Chain these four logs with a timeline to understand the root of the issue.
A sample time sequence of these events:
A request to start Essbase is issued at 2010-03-26T03:32:09
OPMN attempts to start Essbase at 2010-03-26T03:32:11 (first time)
Essbase starts up at Fri Mar 26 03:32:12 2010 (first time)
Normal bootstrap continues but then it appears to have stopped sometime between Fri Mar 26 03:32:12 2010 and Fri Mar 26 03:32:26 2010
Lease Manager, running within the Agent, attempts to acquire the Agent lease at 2010-03-26T03:32:12 (first time)
Lease Manager continues to attempt the acquisition up to 6 times and finally terminates the Agent at 2010-03-26T03:32:22
The following are sample snippets from logs that you check to diagnose the issue in the above scenario:
Note: | The following snippets show only the relevant portions of these logs. Line items in bold indicate the multiple OPMN attempts to start Essbase that fail. |
Console output from OPMNCTL:
opmnctl startproc: starting opmn managed processes... opmn id=adc2170731.us.oracle.com:8001 0 of 1 processes started. ias-instance id=instance1 ias-component/process-type/process-set: <EssbaseClusterName>/EssbaseAgent/AGENT/ Error --> Process (index=0,uid=0,pid=0) Service fail over start failure Log: none --> Process (index=1,uid=1051800837,pid=12982) failed to start a managed process after the maximum retry limit Process terminated. Log: EPM_ORACLE_HOME/product/11.1.1/webtierIH/instances/instance1/diagnostics/logs/OPMN/opmn/console~<EssbaseClusterName>~EssbaseAgent~AGENT~1.log
Log 1: Essbase console log (console~<EssbaseClusterName>~EssbaseAgent~AGENT~1.log):
-------- 10/03/26 03:32:40 Start process -------- [Fri Mar 26 03:32:40 2010]Local/ESSBASE0///Info(1051283) Retrieving License Information Please Wait... [Fri Mar 26 03:32:40 2010]Local/ESSBASE0///Info(1051286) License information retrieved.

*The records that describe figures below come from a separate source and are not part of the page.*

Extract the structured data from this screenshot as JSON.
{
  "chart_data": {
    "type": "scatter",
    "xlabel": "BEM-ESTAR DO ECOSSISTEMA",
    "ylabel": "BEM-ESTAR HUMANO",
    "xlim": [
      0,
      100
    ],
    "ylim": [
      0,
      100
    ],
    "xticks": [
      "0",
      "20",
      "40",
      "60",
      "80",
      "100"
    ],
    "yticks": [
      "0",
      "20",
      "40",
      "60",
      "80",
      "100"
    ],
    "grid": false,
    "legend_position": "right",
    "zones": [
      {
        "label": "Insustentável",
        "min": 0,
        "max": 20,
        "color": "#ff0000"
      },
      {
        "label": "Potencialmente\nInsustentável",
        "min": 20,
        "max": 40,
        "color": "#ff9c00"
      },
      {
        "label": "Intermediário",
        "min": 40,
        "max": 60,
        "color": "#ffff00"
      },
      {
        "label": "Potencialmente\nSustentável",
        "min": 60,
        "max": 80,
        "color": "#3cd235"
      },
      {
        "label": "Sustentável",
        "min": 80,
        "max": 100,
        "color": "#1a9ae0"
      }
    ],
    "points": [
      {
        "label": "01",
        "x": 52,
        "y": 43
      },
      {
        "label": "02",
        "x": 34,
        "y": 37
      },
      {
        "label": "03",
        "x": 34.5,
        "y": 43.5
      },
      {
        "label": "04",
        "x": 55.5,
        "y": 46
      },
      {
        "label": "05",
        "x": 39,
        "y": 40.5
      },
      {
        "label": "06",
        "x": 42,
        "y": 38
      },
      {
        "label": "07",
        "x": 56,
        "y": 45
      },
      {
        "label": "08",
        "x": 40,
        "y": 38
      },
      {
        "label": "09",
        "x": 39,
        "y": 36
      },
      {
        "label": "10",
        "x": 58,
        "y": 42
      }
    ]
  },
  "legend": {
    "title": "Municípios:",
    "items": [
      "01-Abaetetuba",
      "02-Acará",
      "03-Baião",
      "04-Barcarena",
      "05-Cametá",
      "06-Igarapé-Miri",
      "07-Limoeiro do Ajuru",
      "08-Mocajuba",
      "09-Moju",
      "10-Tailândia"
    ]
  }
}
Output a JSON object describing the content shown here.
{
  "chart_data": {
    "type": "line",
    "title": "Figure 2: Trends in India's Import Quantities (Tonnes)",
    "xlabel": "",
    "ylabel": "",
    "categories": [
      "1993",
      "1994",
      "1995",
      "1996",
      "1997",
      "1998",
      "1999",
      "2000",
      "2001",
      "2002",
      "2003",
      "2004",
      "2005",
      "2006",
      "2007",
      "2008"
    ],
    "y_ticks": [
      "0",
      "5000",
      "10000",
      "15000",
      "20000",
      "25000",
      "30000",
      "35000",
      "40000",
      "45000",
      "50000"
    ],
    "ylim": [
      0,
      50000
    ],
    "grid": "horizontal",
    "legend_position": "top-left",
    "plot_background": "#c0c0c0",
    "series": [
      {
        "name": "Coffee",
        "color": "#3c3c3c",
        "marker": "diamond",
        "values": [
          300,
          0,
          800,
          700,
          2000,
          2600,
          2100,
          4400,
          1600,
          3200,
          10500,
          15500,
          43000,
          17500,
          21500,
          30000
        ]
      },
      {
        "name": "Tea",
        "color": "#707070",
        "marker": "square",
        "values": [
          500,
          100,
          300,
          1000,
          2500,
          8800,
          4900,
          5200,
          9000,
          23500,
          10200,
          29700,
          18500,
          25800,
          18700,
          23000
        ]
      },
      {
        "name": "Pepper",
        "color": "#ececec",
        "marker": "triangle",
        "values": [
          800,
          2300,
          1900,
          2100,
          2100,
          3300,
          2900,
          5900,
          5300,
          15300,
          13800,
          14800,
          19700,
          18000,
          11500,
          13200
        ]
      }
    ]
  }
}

.... (product banner and startup info which abruptly stops after some time) ...
Log 2: opmn.log:
[2010-03-26T03:32:09][opmn][TRACE:1][667][OPMN][code:pm-requests]Request 5 Started. Command: /start?process-type=EssbaseAgent [2010-03-26T03:32:11][opmn][TRACE:1][662][OPMN][code:pm-process]Starting Process: <EssbaseClusterName>1~EssbaseAgent~AGENT~1 (1051800837:0) [2010-03-26T03:32:25][opmn][TRACE:1][662][OPMN][code:pm-process]Starting Process: <EssbaseClusterName>~EssbaseAgent~AGENT~1 (1051800837:0) [2010-03-26T03:32:39][opmn][TRACE:1][662][OPMN][code:pm-process]Starting Process: <EssbaseClusterName>~EssbaseAgent~AGENT~1 (1051800837:0) [2010-03-26T03:32:53][opmn][TRACE:1][][OPMN][code:pm-fos]Service-failover: <ias-instance id="instance1"> <ias-component id="<EssbaseClusterName>"> <process-type id="EssbaseAgent"> <process-set id="AGENT"> <process id="0" pid="0" status="_fail" index="0" log="" operation="request" result="failure">
.... (more diagnostic info) ...
Log 3: Essbase.log:
[Fri Mar 26 03:32:12 2010] Local/ESSBASE0///Info(1051283)

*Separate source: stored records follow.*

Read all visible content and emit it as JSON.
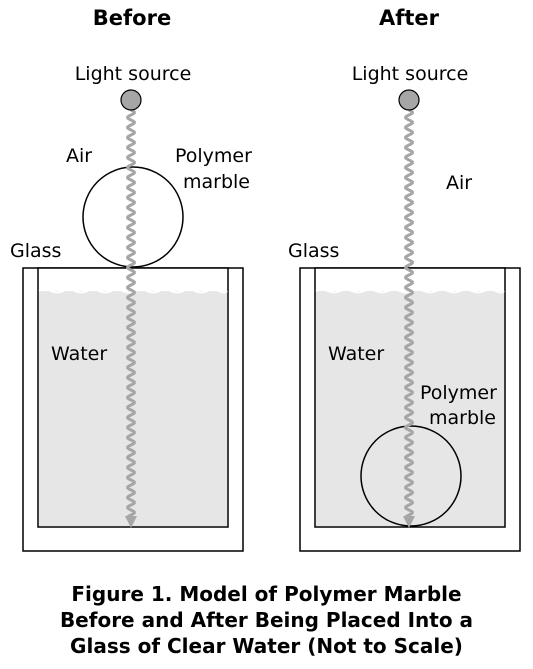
{
  "panels": {
    "before": {
      "title": "Before",
      "light_source_label": "Light source",
      "air_label": "Air",
      "marble_label_line1": "Polymer",
      "marble_label_line2": "marble",
      "glass_label": "Glass",
      "water_label": "Water"
    },
    "after": {
      "title": "After",
      "light_source_label": "Light source",
      "air_label": "Air",
      "marble_label_line1": "Polymer",
      "marble_label_line2": "marble",
      "glass_label": "Glass",
      "water_label": "Water"
    }
  },
  "caption": {
    "line1": "Figure 1.  Model of Polymer Marble",
    "line2": "Before and After Being Placed Into a",
    "line3": "Glass of Clear Water (Not to Scale)"
  },
  "colors": {
    "water": "#e6e6e6",
    "light_source": "#a6a6a6",
    "light_wave": "#a6a6a6",
    "outline": "#000000"
  }
}
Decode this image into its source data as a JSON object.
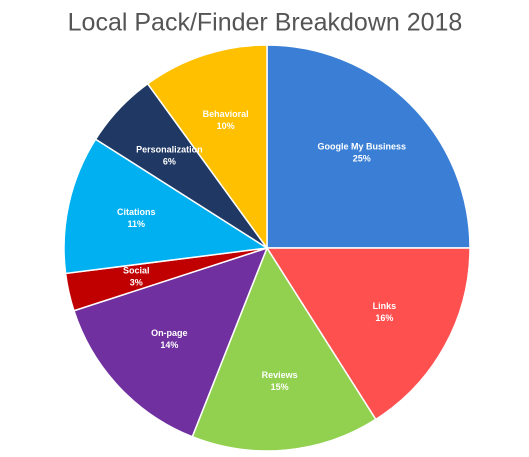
{
  "chart_data": {
    "type": "pie",
    "title": "Local Pack/Finder Breakdown 2018",
    "categories": [
      "Google My Business",
      "Links",
      "Reviews",
      "On-page",
      "Social",
      "Citations",
      "Personalization",
      "Behavioral"
    ],
    "values": [
      25,
      16,
      15,
      14,
      3,
      11,
      6,
      10
    ],
    "value_labels": [
      "25%",
      "16%",
      "15%",
      "14%",
      "3%",
      "11%",
      "6%",
      "10%"
    ],
    "colors": [
      "#3a7fd5",
      "#ff5050",
      "#92d050",
      "#7030a0",
      "#c00000",
      "#00b0f0",
      "#203864",
      "#ffc000"
    ]
  }
}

Retrieving License Information Please Wait...
[Fri Mar 26 03:32:12 2010]Local/ESSBASE0///Info(1051286)
License information retrieved.
[Fri Mar 26 03:32:12 2010]Local/ESSBASE0///Info(1051227)
No JVM location specified in essbase.cfg. Will try to load from library path
[Fri Mar 26 03:32:12 2010]Local/ESSBASE0///Info(1051216)
JVM Started Successfully !
[Fri Mar 26 03:32:12 2010]Local/ESSBASE0///Info(1051232)
Log 4: Lease Manager log: leasemanager_essbase_ClusterNode1.log:
[2010-03-26T03:32:12.182-10:32] ESSBASE / Info (1320004) Lease manager logging is initialized. [2010-03-26T03:32:12.243-10:32] ESSBASE / Info (1320045) Connection will be established to [leasedb] as [system] [2010-03-26T03:32:12.315-10:32] ESSBASE / Error (1320009) Attempt to connect to database failed with error [[DataDirect][ODBC 20101 driver][20101]13105].
...(more diagnostic information)...
[2010-03-26T03:32:22.944-10:32] ESSBASE / Error (1320009) Attempt to connect to database failed with error [[DataDirect][ODBC 20101 driver][20101]13105]. [2010-03-26T03:32:22.944-10:32] ESSBASE / Error (1320001) Failed to acquire the lease after [6] consecutive attempts. [2010-03-26T03:32:22.945-10:32] ESSBASE / Info (1320016) Lease is being surrendered. [2010-03-26T03:32:22.945-10:32] ESSBASE / Info (1320011) Preparing to shutdown abort. [2010-03-26T03:32:24.946-10:32] ESSBASE / Error (1320012) Terminating the process.